Gelombang stablecoin kembali hangat saat semakin banyak organisasi yang menerbitkan token yang dipatok ke aset nyata, terutama USD, meskipun pasar crypto sedang melemah dari puncaknya bulan Oktober.

Minggu ini, joint venture AllUnity di Jerman antara DWS, Galaxy, dan Flow Traders meluncurkan stablecoin yang dipatok ke franc Swiss (CHFAU). Di Asia, SBI Holdings dan Startale Group meluncurkan versi yang dipatok ke yen Jepang (JPYSC). Sebelumnya, Agant mengumumkan sedang mengembangkan stablecoin pound Inggris, sementara Hong Kong berencana mulai mengeluarkan izin stablecoin dari bulan Maret.

Yang menarik perhatian, Meta yang dipimpin oleh Mark Zuckerberg dikabarkan sedang merencanakan integrasi pembayaran menggunakan stablecoin pada paruh pertama tahun ini. Sebelumnya, Meta gagal dengan proyek Libra (yang kemudian diubah namanya menjadi Diem) pada tahun 2019 karena mendapat penolakan keras dari badan legislatif dan regulator.

Namun, menurut Christian Catalini – salah satu pendiri Libra, saat ini profesor di MIT dan pendiri MIT Cryptoeconomics Lab – konteks saat ini sudah berbeda. Stablecoin secara bertahap menjadi bagian dari infrastruktur pembayaran, disediakan oleh banyak pihak dan bersifat “komoditisasi”, bukan lagi terkait dengan merek tertentu.

Catalini berpendapat bahwa tidak hanya Meta, tetapi juga Google dan Apple dapat menggunakan berbagai penyedia stablecoin, mirip dengan cara mereka mengelola pembayaran saat ini. Hal ini menunjukkan pasar telah lebih matang, di mana stablecoin menjadi alat dasar alih-alih produk simbolis.

Pandangan ini juga ditekankan oleh Andy Stone, Wakil Presiden Komunikasi Meta, yang menyatakan bahwa tujuan utamanya hanyalah memungkinkan pengguna dan bisnis melakukan pembayaran di platform dengan metode yang mereka sukai.

Menurut Catalini, keunggulan kompetitif terbesar di era stablecoin bukan lagi terletak pada penerbitan token atau pengaturan pembayaran antar blockchain, melainkan pada kepemilikan saluran distribusi dan hubungan langsung dengan pengguna akhir.

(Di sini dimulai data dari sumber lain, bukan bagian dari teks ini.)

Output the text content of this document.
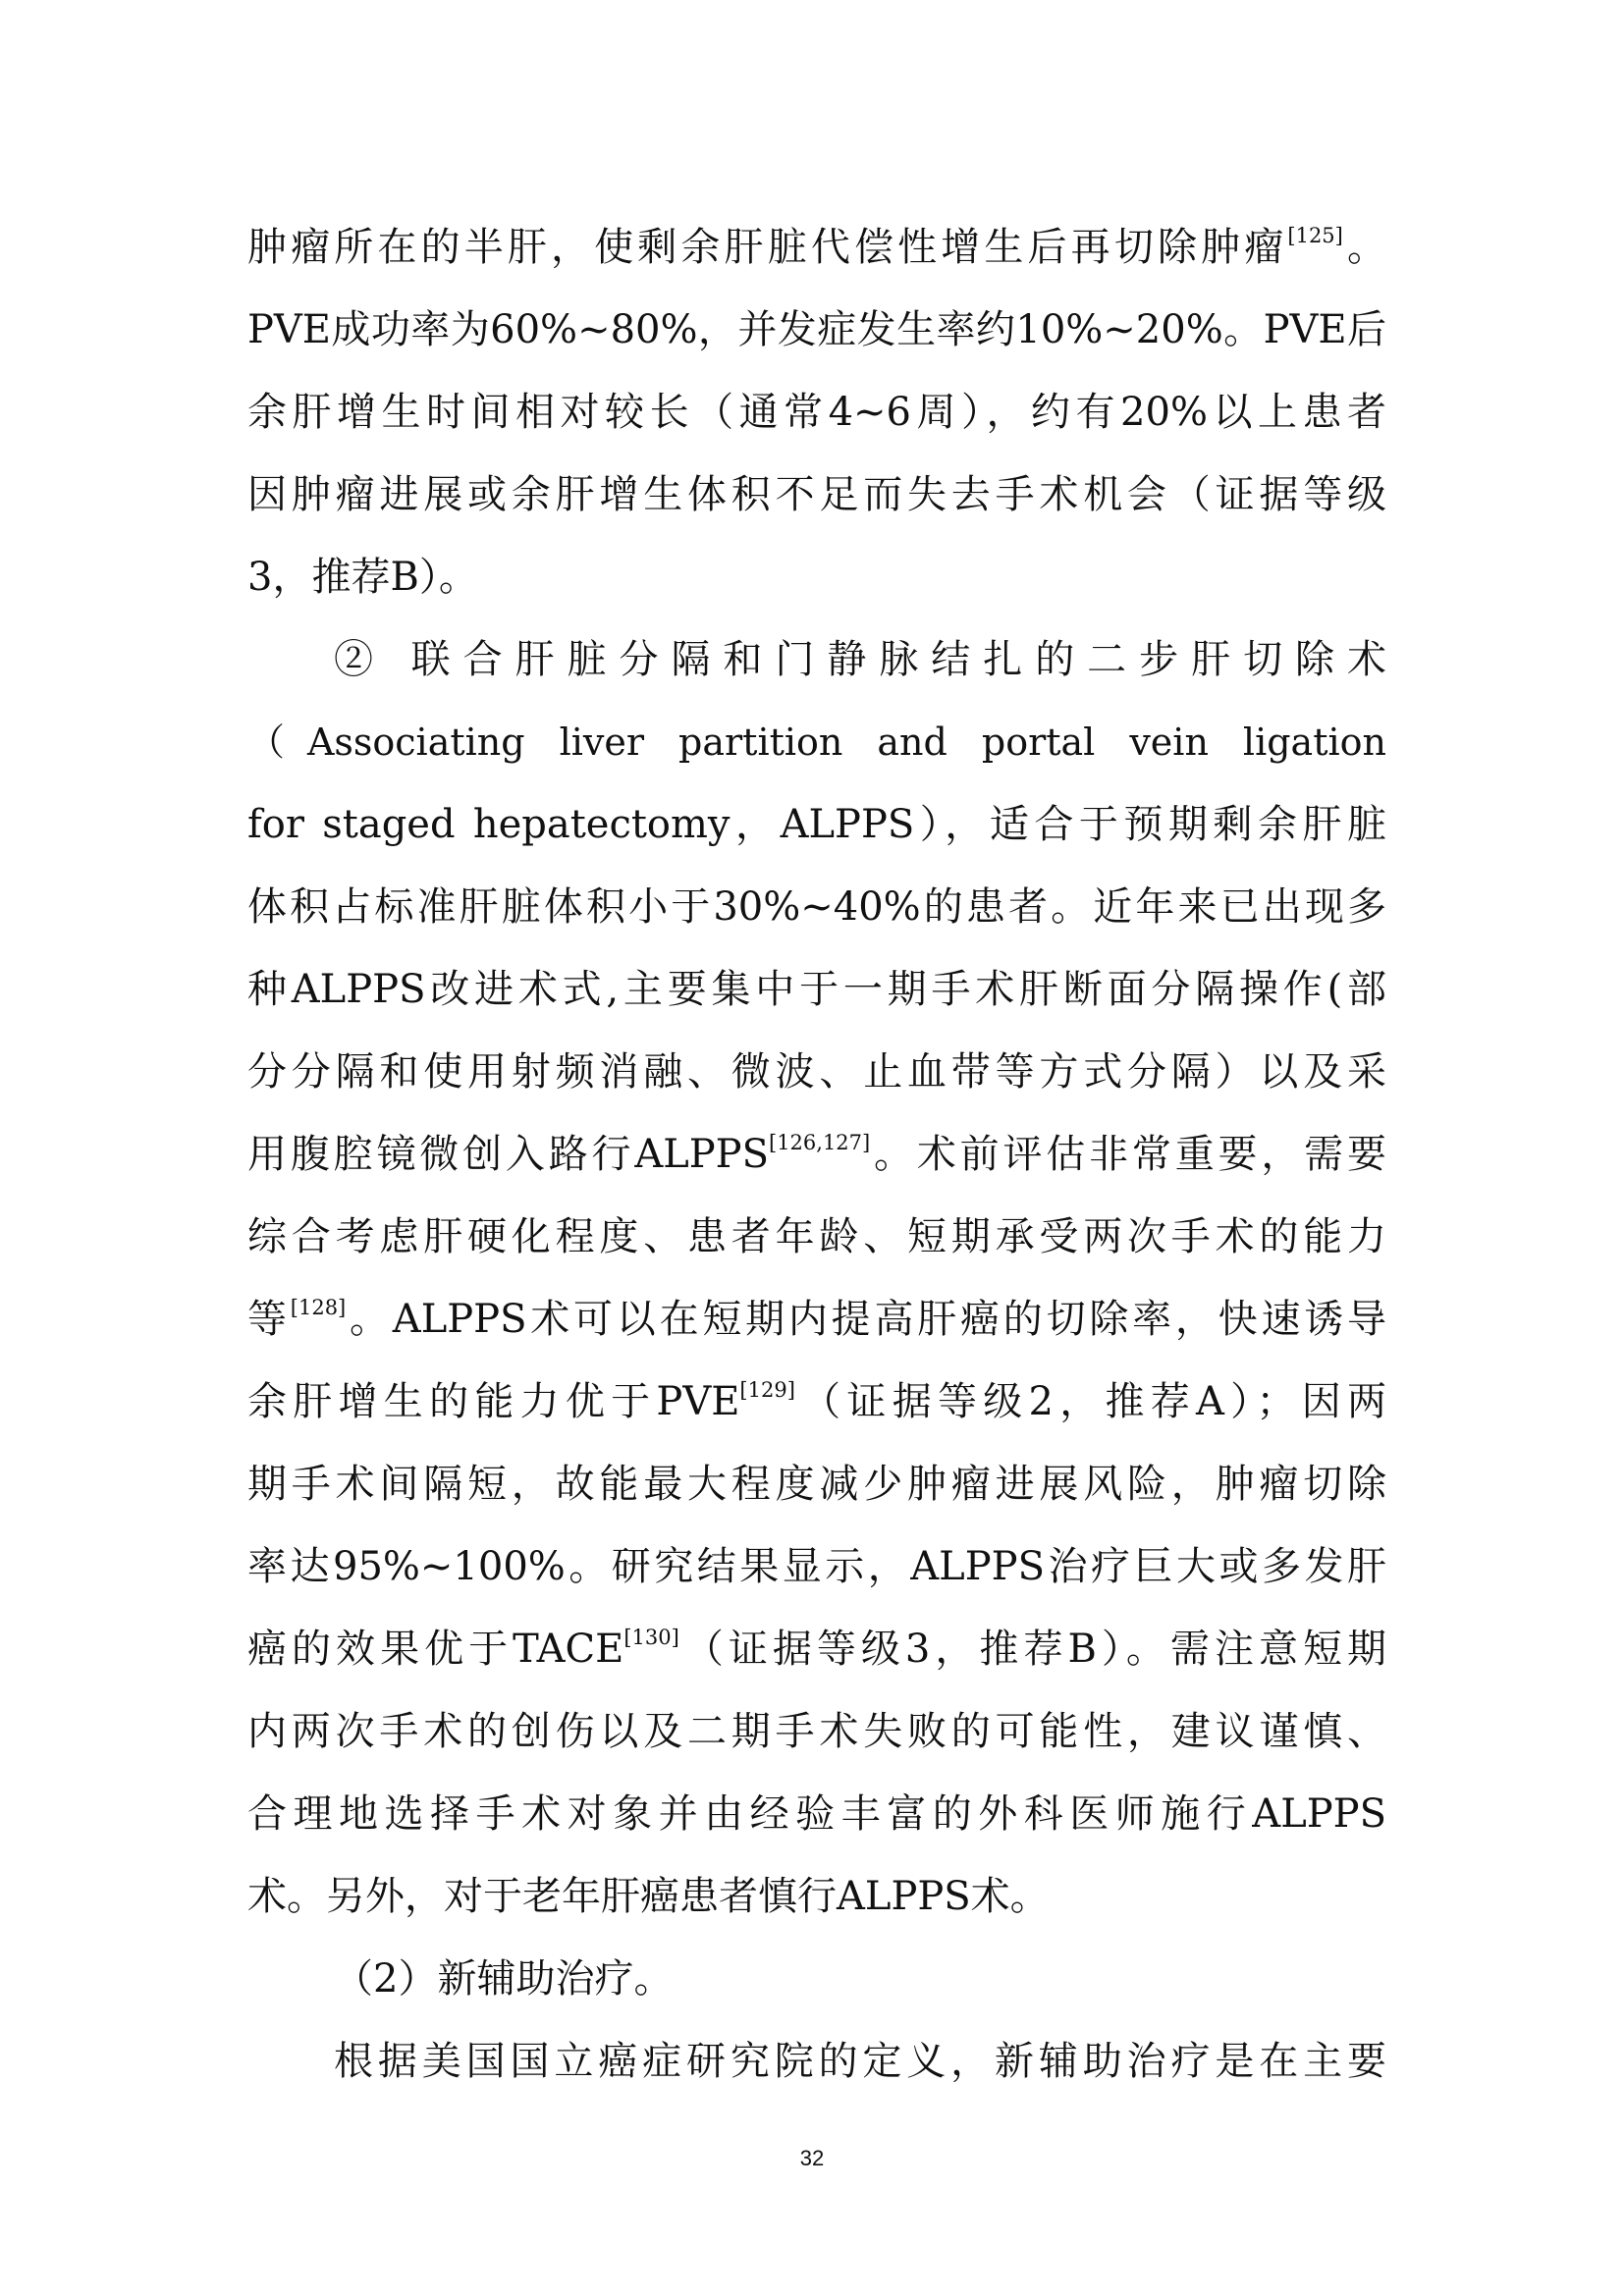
肿瘤所在的半肝，使剩余肝脏代偿性增生后再切除肿瘤[125]。
PVE成功率为60%~80%，并发症发生率约10%~20%。PVE后
余肝增生时间相对较长（通常4~6周），约有20%以上患者
因肿瘤进展或余肝增生体积不足而失去手术机会（证据等级
3，推荐B）。
② 联合肝脏分隔和门静脉结扎的二步肝切除术
（Associating liver partition and portal vein ligation
for staged hepatectomy，ALPPS），适合于预期剩余肝脏
体积占标准肝脏体积小于30%~40%的患者。近年来已出现多
种ALPPS改进术式,主要集中于一期手术肝断面分隔操作(部
分分隔和使用射频消融、微波、止血带等方式分隔）以及采
用腹腔镜微创入路行ALPPS[126,127]。术前评估非常重要，需要
综合考虑肝硬化程度、患者年龄、短期承受两次手术的能力
等[128]。ALPPS术可以在短期内提高肝癌的切除率，快速诱导
余肝增生的能力优于PVE[129]（证据等级2，推荐A）；因两
期手术间隔短，故能最大程度减少肿瘤进展风险，肿瘤切除
率达95%~100%。研究结果显示，ALPPS治疗巨大或多发肝
癌的效果优于TACE[130]（证据等级3，推荐B）。需注意短期
内两次手术的创伤以及二期手术失败的可能性，建议谨慎、
合理地选择手术对象并由经验丰富的外科医师施行ALPPS
术。另外，对于老年肝癌患者慎行ALPPS术。
（2）新辅助治疗。
根据美国国立癌症研究院的定义，新辅助治疗是在主要
32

Meta saat ini memiliki hampir 3,6 miliar pengguna di Facebook, WhatsApp, dan Instagram menurut laporan keuangan terbaru – sebuah keunggulan distribusi yang besar.

Perpindahan ini menandai perubahan besar dari model “stablecoin sandwich” sebelumnya, di mana nilai diciptakan melalui proses konversi dari uang fiat ke crypto dan kembali ke uang fiat.

Perkembangan terbaru juga menunjukkan bahwa beberapa perusahaan telah meninggalkan rencana untuk mengakuisisi unit yang khusus mengelola stablecoin, mencerminkan tren “komoditisasi” infrastruktur penerbitan dan pembayaran.

Ini bisa memberi keuntungan bagi jaringan kartu dan fintech tradisional seperti Visa dan Mastercard – yang memiliki titik kontak langsung dengan pengguna. Meski stablecoin berpotensi mengancam pendapatan dari biaya transaksi, keunggulan distribusi tetap menjadi “harta ekonomi” penting bagi mereka.

Catalini berpendapat bahwa “komoditisasi” stablecoin tidak bisa dihindari ketika semakin banyak bank dan organisasi ingin menerbitkan token mereka sendiri. Ketika aset menjadi umum, kompetisi akan beralih ke infrastruktur pembayaran (rails) dan akses ke pengguna.

Dalam perlombaan ini, Stripe – mitra pembayaran lama Meta – juga hadir. Stripe pernah menghabiskan 1,1 miliar USD untuk mengakuisisi perusahaan yang fokus pada stablecoin, Bridge, dan telah membangun blockchain sendiri bernama Tempo.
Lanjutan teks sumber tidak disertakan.